Awesome job done by the NESO team. Your Videos are great. They help many students like me to understand difficult concepts very easily. Thank You Team NESO...!!!
Absolutely brilliant lecture. Table filling method is one of the hardest but also the most beautiful method to minimize one of the most complex data structures like DFA.
I will prefer to worship you daily and will make a statue , my savior! my God! Master of Explaining things Easily! You are really gr8 in teaching DE and TOC!
Lmao, i was following along doing my homework with him and when I was done and went back to check my work i noticed that i was working on the exact same problem and got the same answer. its either a small world or there is some trickery in the works here, lol. Many thanks!!!!!
Thank you sir .I am the follower of your course since my second year. I am worried that you did not made a playlist of microprocessor and micro controller.😥.. Ok I am satisfied with your available playlist.
See DFA responds to each and every symbol ..Okay ? .... So Dead State also mandatory Atleast One dead state is mandatory as DFA is Complete (as it responds to every input )

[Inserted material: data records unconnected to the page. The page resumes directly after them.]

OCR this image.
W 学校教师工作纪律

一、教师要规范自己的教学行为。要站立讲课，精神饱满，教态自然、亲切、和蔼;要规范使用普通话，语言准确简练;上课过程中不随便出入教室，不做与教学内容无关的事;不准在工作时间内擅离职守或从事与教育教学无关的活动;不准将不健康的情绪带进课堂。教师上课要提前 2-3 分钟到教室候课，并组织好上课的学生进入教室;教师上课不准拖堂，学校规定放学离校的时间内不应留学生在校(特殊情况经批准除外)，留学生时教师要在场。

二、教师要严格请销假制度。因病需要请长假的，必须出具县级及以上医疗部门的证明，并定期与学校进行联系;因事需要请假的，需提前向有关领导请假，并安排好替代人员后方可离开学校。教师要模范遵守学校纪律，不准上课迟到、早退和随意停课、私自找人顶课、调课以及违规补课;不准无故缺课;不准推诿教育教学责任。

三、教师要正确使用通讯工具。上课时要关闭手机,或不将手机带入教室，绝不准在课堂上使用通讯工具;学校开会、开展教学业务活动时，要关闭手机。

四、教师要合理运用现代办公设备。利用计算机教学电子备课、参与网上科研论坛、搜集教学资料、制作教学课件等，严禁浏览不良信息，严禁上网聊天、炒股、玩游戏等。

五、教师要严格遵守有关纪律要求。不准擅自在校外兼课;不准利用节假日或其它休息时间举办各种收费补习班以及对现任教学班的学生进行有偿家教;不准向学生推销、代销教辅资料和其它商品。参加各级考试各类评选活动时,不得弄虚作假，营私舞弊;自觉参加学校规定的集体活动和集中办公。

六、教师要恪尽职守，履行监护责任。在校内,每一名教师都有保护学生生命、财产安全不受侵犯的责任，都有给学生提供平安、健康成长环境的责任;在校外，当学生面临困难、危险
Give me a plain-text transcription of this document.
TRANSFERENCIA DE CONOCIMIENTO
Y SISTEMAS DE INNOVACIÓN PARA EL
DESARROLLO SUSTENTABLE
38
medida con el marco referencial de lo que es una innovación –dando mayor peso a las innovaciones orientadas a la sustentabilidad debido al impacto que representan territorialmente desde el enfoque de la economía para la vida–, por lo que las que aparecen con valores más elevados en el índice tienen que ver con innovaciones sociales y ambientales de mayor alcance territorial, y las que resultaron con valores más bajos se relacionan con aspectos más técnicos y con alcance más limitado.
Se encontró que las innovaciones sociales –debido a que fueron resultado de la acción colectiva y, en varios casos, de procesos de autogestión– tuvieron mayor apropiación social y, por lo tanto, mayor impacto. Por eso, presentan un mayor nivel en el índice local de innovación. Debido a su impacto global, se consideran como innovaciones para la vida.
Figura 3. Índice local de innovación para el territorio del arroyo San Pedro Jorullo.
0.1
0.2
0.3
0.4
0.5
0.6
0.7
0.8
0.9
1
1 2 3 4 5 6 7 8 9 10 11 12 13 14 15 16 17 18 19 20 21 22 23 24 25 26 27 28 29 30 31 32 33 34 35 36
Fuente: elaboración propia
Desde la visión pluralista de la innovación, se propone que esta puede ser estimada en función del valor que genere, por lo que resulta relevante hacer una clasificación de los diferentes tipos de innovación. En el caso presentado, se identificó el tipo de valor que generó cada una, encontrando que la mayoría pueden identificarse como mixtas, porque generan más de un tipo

if (C,D) is unmarked pair and (C,E) is unmarked pair then can combine and form (C,D,E) a final state in DFA. if not then what we have to do in that case.
Very clear explanation! Thank you! However, I may have spotted a slight error in the video. Around 15:46, you write the pair (A, B). I reckon this should be (B, A).
for 3rd step, what you wrote was enough right? we have already seen the outputs for all unmarked pairs, for checking once again we just have to take a look at the output again right?
Thanks for the explanation, it was helpful! i just want to clarify one thing. Suppose after applying this algo, i get 2 states such as (BC) and (EF) where E and F are final ( hence EF will be final as well), i am now left with 2 other states in the original DFA, A and D. A is the initial state. Do i have to combine A and D or make separate states? Quick response will be appreciated.
When checking (P,Q) = (F,B) (13:40), he didn't check for transitions on value = 1. Technically it would be the pair F,D on 1, which is checkmarked already. Did the video forget to check that, or is there a rule on when we have to check all values to be check marked?